In college basketball, it is easy to know when you will need to reinforce your strategy since players only have four years of eligibility. In your business however, things are not as predictable. Today we always need to be building the pipeline for succession planning.

The hardest transition I see within clients is the promotion from individual contributor to manager. People are often promoted to manager because they were the best person at doing what people they are expected to lead are doing. Take the best person out of the role and then you get a drop in production from the team because their all-star is gone and on top of it, the individual contributors are not being properly supported because their new manager does not know how to lead.

This is where things get tricky. You do not always have the luxury of succession planning but you do always have the opportunity to understand which employee's skills are transferrable to other roles. Identifying who wants to be in management or those happy doing their job. Late comedian Mitch Hedberg had a joke about how comedians were always asked if they could act or write. On the surface, these skills are connected but not exactly transferable, similar to asking a great chef if they could farm. Not all individual contributors want to or have the ability to be a competent manager.

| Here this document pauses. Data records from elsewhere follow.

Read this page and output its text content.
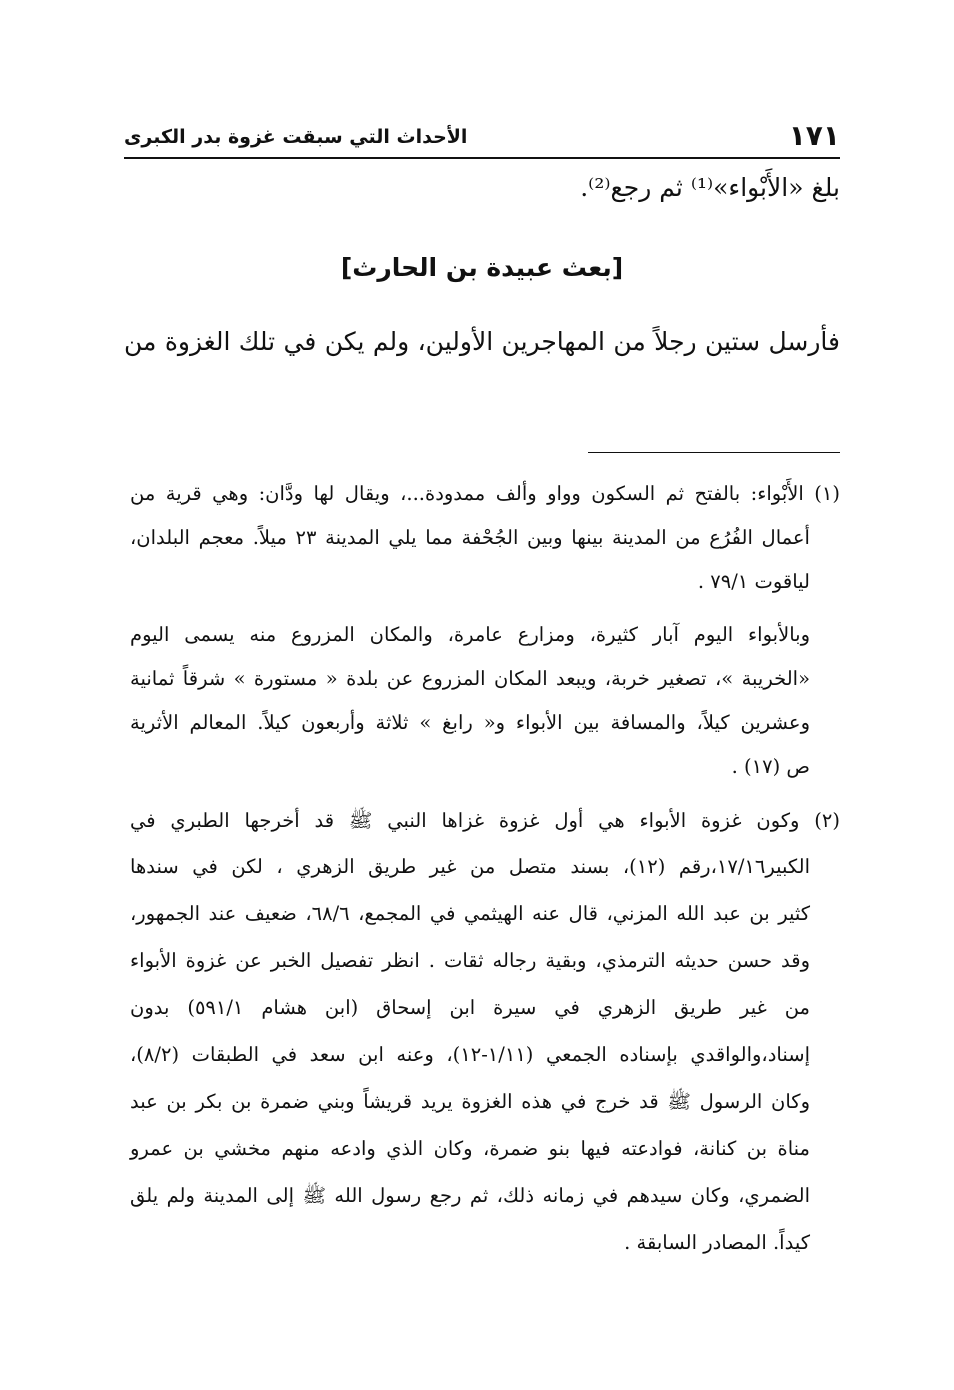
١٧١
الأحداث التي سبقت غزوة بدر الكبرى
بلغ «الأَبْواء»⁽¹⁾ ثم رجع⁽²⁾.
[بعث عبيدة بن الحارث]
فأرسل ستين رجلاً من المهاجرين الأولين، ولم يكن في تلك الغزوة من
(١) الأَبْواء: بالفتح ثم السكون وواو وألف ممدودة...، ويقال لها ودَّان: وهي قرية من
أعمال الفُرُع من المدينة بينها وبين الجُحْفة مما يلي المدينة ٢٣ ميلاً. معجم البلدان،
لياقوت ٧٩/١ .
وبالأبواء اليوم آبار كثيرة، ومزارع عامرة، والمكان المزروع منه يسمى اليوم
«الخريبة »، تصغير خربة، ويبعد المكان المزروع عن بلدة « مستورة » شرقاً ثمانية
وعشرين كيلاً، والمسافة بين الأبواء و« رابغ » ثلاثة وأربعون كيلاً. المعالم الأثرية
ص (١٧) .
(٢) وكون غزوة الأبواء هي أول غزوة غزاها النبي ﷺ قد أخرجها الطبري في
الكبير١٧/١٦،رقم (١٢)، بسند متصل من غير طريق الزهري ، لكن في سندها
كثير بن عبد الله المزني، قال عنه الهيثمي في المجمع، ٦٨/٦، ضعيف عند الجمهور،
وقد حسن حديثه الترمذي، وبقية رجاله ثقات . انظر تفصيل الخبر عن غزوة الأبواء
من غير طريق الزهري في سيرة ابن إسحاق (ابن هشام ٥٩١/١) بدون
إسناد،والواقدي بإسناده الجمعي (١/١١-١٢)، وعنه ابن سعد في الطبقات (٨/٢)،
وكان الرسول ﷺ قد خرج في هذه الغزوة يريد قريشاً وبني ضمرة بن بكر بن عبد
مناة بن كنانة، فوادعته فيها بنو ضمرة، وكان الذي وادعه منهم مخشي بن عمرو
الضمري، وكان سيدهم في زمانه ذلك، ثم رجع رسول الله ﷺ إلى المدينة ولم يلق
كيداً. المصادر السابقة .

In business, just like sports, specialization is the way of the future. Like a Major League Baseball team, having pitchers for various situations, organizations are putting their people into systems akin to the Henry Ford assembly line. There has been an influx of research showing the benefits of moving away from the generalist model.

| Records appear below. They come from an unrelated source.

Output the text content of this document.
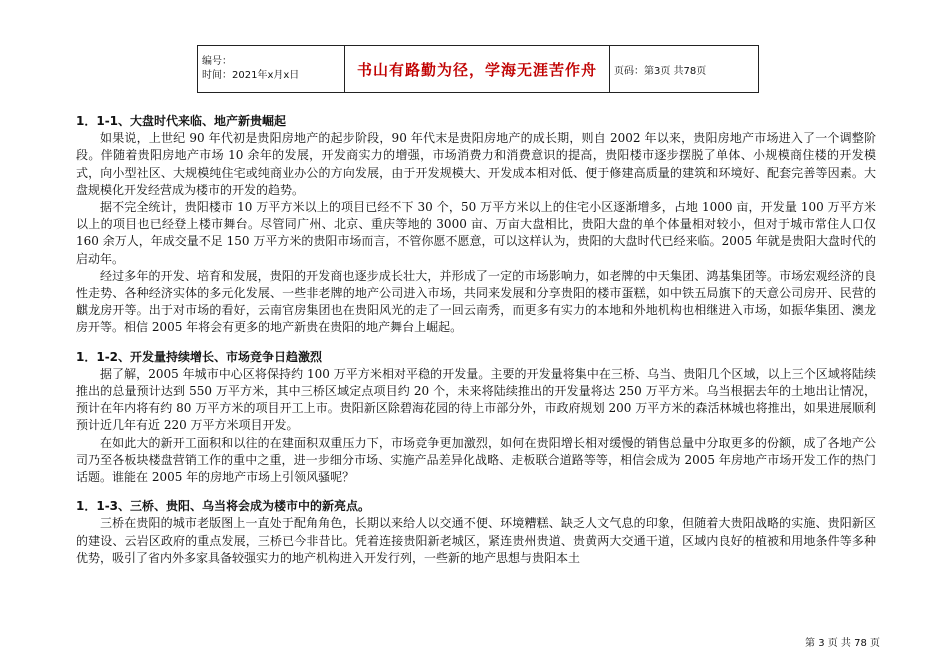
编号：
时间：2021年x月x日	书山有路勤为径，学海无涯苦作舟	页码：第3页 共78页

1．1-1、大盘时代来临、地产新贵崛起

如果说，上世纪 90 年代初是贵阳房地产的起步阶段，90 年代末是贵阳房地产的成长期，则自 2002 年以来，贵阳房地产市场进入了一个调整阶段。伴随着贵阳房地产市场 10 余年的发展，开发商实力的增强，市场消费力和消费意识的提高，贵阳楼市逐步摆脱了单体、小规模商住楼的开发模式，向小型社区、大规模纯住宅或纯商业办公的方向发展，由于开发规模大、开发成本相对低、便于修建高质量的建筑和环境好、配套完善等因素。大盘规模化开发经营成为楼市的开发的趋势。

据不完全统计，贵阳楼市 10 万平方米以上的项目已经不下 30 个，50 万平方米以上的住宅小区逐渐增多，占地 1000 亩，开发量 100 万平方米以上的项目也已经登上楼市舞台。尽管同广州、北京、重庆等地的 3000 亩、万亩大盘相比，贵阳大盘的单个体量相对较小，但对于城市常住人口仅 160 余万人，年成交量不足 150 万平方米的贵阳市场而言，不管你愿不愿意，可以这样认为，贵阳的大盘时代已经来临。2005 年就是贵阳大盘时代的启动年。

经过多年的开发、培育和发展，贵阳的开发商也逐步成长壮大，并形成了一定的市场影响力，如老牌的中天集团、鸿基集团等。市场宏观经济的良性走势、各种经济实体的多元化发展、一些非老牌的地产公司进入市场，共同来发展和分享贵阳的楼市蛋糕，如中铁五局旗下的天意公司房开、民营的麒龙房开等。出于对市场的看好，云南官房集团也在贵阳风光的走了一回云南秀，而更多有实力的本地和外地机构也相继进入市场，如振华集团、澳龙房开等。相信 2005 年将会有更多的地产新贵在贵阳的地产舞台上崛起。

1．1-2、开发量持续增长、市场竞争日趋激烈

据了解，2005 年城市中心区将保持约 100 万平方米相对平稳的开发量。主要的开发量将集中在三桥、乌当、贵阳几个区域，以上三个区域将陆续推出的总量预计达到 550 万平方米，其中三桥区域定点项目约 20 个，未来将陆续推出的开发量将达 250 万平方米。乌当根据去年的土地出让情况，预计在年内将有约 80 万平方米的项目开工上市。贵阳新区除碧海花园的待上市部分外，市政府规划 200 万平方米的森活林城也将推出，如果进展顺利预计近几年有近 220 万平方米项目开发。

在如此大的新开工面积和以往的在建面积双重压力下，市场竞争更加激烈，如何在贵阳增长相对缓慢的销售总量中分取更多的份额，成了各地产公司乃至各板块楼盘营销工作的重中之重，进一步细分市场、实施产品差异化战略、走板联合道路等等，相信会成为 2005 年房地产市场开发工作的热门话题。谁能在 2005 年的房地产市场上引领风骚呢？

1．1-3、三桥、贵阳、乌当将会成为楼市中的新亮点。

三桥在贵阳的城市老版图上一直处于配角角色，长期以来给人以交通不便、环境糟糕、缺乏人文气息的印象，但随着大贵阳战略的实施、贵阳新区的建设、云岩区政府的重点发展，三桥已今非昔比。凭着连接贵阳新老城区，紧连贵州贵道、贵黄两大交通干道，区域内良好的植被和用地条件等多种优势，吸引了省内外多家具备较强实力的地产机构进入开发行列，一些新的地产思想与贵阳本土

第 3 页 共 78 页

The majority of performance reviews are focused around what employees are doing poorly and how they can improve their faults. What leaders should be doing is telling employees to focus on doing what they do really well and surrounding them with others that are strong in the areas of weakness.

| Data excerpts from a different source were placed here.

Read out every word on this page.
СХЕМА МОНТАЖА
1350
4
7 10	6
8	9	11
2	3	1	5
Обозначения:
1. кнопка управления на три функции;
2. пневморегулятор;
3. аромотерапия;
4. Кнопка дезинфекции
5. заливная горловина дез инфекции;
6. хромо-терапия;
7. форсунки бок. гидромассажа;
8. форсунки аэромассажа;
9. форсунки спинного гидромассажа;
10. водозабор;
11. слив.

Very few players are LeBron James or Magic Johnson and can play any position on the court well. More often than not, a great player like Tim Duncan needs a strong point guard to pass him the ball. Just as it is probably a better use of time to have Duncan work on blocking shots than shooting 3-pointers, it is better for your team to focus on what they thrive in than the aspects of an organization that are outside of their core competencies.

W. Edwards Deming once said that if you put a good person in a bad system, the system will win every time. Great coaches like Popovich and Krzyzewski have built a system and over the years focused on selecting the players that fit that system over those with the best raw skill. While it might be tempting to steal the best employee your competitor has, stop and ask what motivates them and if it is consistent with your system.

Selecting, motivating and engaging talent is a science, not an art. Using techniques I have discussed in previous articles, give an empirically supported method for making sure you are making the right decisions. Taking the right person and putting them into the right system is sure to turn you and your team into champions.